Power outages in Sub-Saharan Africa cost companies 31% in sales
In Sub-Saharan Africa, countries with unreliable power cost some companies as much as 31 percent in sales, according to a new study released by the Center for Global Development.
Researchers from the Center for Global Development (CGD) examined data from more than 3,000 firms in 37 African countries in an effort to examine how businesses across Sub-Saharan Africa respond to frequent power outages, and what it means for their businesses’ bottom lines and growth prospects.
While there’s a lot of effort put into providing solar panels and generators to African households to power their daily lives, to actually change the economic development equation in Africa we must focus our efforts on the energy infrastructure that can power businesses,” said Vijaya Ramachandran, the study’s lead author and a senior fellow at CGD. “We found that unreliable power can have a major impact on businesses, dampening their growth prospects and undermining job creation opportunities.”
The study found:
In some of the continent’s largest economies like Nigeria, Angola, and Ghana, more than 25% of businesses lose double-digit sales due to power outages—with some firms averaging losses of 31%.

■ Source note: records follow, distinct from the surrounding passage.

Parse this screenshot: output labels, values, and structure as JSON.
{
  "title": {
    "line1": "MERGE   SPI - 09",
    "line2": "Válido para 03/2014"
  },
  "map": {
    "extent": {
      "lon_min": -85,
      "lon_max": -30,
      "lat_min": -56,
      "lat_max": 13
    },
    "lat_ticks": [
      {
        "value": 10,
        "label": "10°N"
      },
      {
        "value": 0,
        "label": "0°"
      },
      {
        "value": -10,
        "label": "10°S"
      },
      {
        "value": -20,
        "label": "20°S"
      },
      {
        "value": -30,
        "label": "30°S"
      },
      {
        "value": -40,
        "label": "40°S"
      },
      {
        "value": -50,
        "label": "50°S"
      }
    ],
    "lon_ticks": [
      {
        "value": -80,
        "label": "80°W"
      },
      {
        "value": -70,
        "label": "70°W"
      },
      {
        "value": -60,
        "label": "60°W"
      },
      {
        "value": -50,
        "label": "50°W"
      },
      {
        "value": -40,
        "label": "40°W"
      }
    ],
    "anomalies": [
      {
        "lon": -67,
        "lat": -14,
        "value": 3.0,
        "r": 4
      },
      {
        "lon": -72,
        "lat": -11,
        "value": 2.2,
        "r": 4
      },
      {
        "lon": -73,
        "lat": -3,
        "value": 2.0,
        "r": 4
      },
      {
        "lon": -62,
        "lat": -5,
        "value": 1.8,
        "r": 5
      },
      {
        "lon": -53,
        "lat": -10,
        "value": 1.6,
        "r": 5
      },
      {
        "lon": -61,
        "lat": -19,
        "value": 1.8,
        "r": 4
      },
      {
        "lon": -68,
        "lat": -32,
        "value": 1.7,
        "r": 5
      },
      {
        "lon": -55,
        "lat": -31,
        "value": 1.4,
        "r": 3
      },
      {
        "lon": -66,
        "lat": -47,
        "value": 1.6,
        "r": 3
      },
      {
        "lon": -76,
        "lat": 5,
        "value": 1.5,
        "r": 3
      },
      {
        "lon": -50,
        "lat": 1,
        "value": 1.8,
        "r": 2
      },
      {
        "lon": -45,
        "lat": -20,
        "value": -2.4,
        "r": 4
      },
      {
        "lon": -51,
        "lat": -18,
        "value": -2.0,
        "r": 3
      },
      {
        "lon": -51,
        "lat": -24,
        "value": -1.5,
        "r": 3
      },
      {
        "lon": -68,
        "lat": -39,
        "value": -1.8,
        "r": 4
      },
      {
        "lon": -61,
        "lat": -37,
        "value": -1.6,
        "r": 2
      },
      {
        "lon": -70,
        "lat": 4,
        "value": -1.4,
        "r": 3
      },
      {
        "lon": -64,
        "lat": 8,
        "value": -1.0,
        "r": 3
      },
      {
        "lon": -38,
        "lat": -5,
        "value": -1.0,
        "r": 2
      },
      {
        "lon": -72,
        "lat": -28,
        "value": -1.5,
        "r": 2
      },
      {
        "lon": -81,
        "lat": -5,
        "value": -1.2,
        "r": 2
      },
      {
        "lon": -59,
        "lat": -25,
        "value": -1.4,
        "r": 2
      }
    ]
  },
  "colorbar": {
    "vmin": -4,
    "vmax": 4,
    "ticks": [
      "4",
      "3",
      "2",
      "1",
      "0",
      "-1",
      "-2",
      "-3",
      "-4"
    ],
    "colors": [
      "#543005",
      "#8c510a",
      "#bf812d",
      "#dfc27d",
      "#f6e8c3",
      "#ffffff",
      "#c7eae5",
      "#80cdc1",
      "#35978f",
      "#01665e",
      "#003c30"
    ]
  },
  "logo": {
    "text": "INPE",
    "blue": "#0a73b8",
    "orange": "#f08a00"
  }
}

The largest grouping of firms are just surviving. Thanks to a heavy reliance on generators their sales are mostly unaffected by power outages, but they average just 3% growth.
Across the continent, some firms have grown rapidly despite frequent power outages—even in very poor countries.
In middle-income countries, especially in Southern Africa, many firms suffer relatively limited power outages and don’t see significant effects on sales.
The hardest-hit firms average more than 200 hours without power each month, while even the least-affected firms average more than 10 hours per month.
Some individual firms report losing over 70% of their sales.
“Of course, there’s no single story of how African businesses cope with unreliable power, but it’s clear that across the continent, a huge number of firms suffer high costs and lost sales,” said Ramachandran. “Better power infrastructure could enable business growth, create jobs, and produce better economic outcomes for the region.”